Este miércoles Arévalo presentó a Schneider ante los Poderes del Estado, el cuerpo diplomático y el sector privado de Nicaragua como parte de una gira por todo el istmo.
En su discurso de despedida, Arévalo destacó como principal logro el apoyo que hizo recientemente el BCIE para la reducción de la deuda que mantiene Nicaragua ante la entidad y el respaldo financiero para el ingreso a la iniciativa para países pobres altamente endeudados (HIPC por sus siglas en inglés).
“Nos sentimos satisfechos de acompañar al gobierno y pueblo de Nicaragua en las acciones de combate a la pobreza”, sentenció.
Tras su renuncia Arévalo retornará a sus actividades profesionales como economista.
Por su parte, Schneider dijo que el BCIE mantiene esfuerzos entre los que incluye un plan estratégico de mediano plazo con el que se pretende ajustar a la entidad a condiciones más exigentes y competitivas.
Coincidió con Arévalo en mantener como prioridad el apoyo a la iniciativa HIPC, a la vez que citó como principal oportunidad de momento es el mayor nivel de desarrollo de los países de Centroamérica.
“Vengo a trabajar, ayudar a estimular el crecimiento económico consecuente con los criterios de equidad y de desarrollo sostenible”, indicó.

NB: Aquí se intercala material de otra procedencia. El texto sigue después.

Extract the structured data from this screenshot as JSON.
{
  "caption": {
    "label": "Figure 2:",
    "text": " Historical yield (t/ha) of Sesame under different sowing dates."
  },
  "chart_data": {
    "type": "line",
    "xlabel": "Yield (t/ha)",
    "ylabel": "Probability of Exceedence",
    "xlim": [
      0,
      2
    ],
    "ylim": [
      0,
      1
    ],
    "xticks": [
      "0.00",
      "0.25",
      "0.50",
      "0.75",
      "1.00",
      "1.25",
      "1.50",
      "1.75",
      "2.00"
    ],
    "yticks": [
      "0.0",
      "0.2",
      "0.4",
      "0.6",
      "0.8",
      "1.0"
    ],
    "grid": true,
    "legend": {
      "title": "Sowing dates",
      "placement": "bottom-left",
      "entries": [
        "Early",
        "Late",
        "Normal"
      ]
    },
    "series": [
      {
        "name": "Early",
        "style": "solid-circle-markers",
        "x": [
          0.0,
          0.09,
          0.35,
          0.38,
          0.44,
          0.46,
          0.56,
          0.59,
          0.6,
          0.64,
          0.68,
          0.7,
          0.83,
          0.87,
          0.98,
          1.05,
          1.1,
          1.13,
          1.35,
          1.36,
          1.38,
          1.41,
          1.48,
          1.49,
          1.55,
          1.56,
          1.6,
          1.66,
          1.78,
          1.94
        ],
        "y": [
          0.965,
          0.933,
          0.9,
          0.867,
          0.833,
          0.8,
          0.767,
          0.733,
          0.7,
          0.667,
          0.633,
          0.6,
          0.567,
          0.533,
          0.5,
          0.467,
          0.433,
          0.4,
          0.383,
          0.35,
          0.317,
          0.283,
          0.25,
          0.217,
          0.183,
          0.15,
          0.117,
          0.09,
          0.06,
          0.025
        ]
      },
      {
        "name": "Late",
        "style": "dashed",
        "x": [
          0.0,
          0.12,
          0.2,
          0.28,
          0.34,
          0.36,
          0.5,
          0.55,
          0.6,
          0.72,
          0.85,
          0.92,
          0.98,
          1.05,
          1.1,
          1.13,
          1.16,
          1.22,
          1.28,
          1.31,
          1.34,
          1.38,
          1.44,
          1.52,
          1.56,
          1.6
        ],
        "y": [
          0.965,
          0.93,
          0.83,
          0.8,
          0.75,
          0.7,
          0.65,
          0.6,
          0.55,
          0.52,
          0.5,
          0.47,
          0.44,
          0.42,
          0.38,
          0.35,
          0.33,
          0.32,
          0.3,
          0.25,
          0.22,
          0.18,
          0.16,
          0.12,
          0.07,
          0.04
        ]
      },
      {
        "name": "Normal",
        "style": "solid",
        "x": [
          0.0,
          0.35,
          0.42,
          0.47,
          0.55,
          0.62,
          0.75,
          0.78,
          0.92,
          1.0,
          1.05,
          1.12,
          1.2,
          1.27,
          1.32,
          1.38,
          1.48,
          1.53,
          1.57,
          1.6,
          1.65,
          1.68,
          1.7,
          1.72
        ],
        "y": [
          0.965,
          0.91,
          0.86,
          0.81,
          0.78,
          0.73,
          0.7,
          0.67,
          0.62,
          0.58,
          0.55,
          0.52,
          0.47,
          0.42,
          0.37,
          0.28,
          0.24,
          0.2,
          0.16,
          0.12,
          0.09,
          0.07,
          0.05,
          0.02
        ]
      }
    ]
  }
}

De acuerdo a los estatutos de la entidad, una vez que Schneider termine su período, le corresponde a Nicaragua obtener la presidencia debido a que es una elección rotatoria.
RENUNCIA MOTIVADA
El presidente saliente del BCIE, Alejandro Arévalo, dijo a LA PRENSA que su renuncia es motivada por “el interés expresado por mi país de origen (Guatemala) para colocar a una persona de su confianza en el cargo y también me retiro para procurar mantener la armonía entre los socios de banco, siempre tuve el respaldo de todos y consideré que no era recomendable ante la solicitud del presidente de Guatemala (Alfonso Portillo) seguir en el puesto y de común acuerdo decidí renunciar”.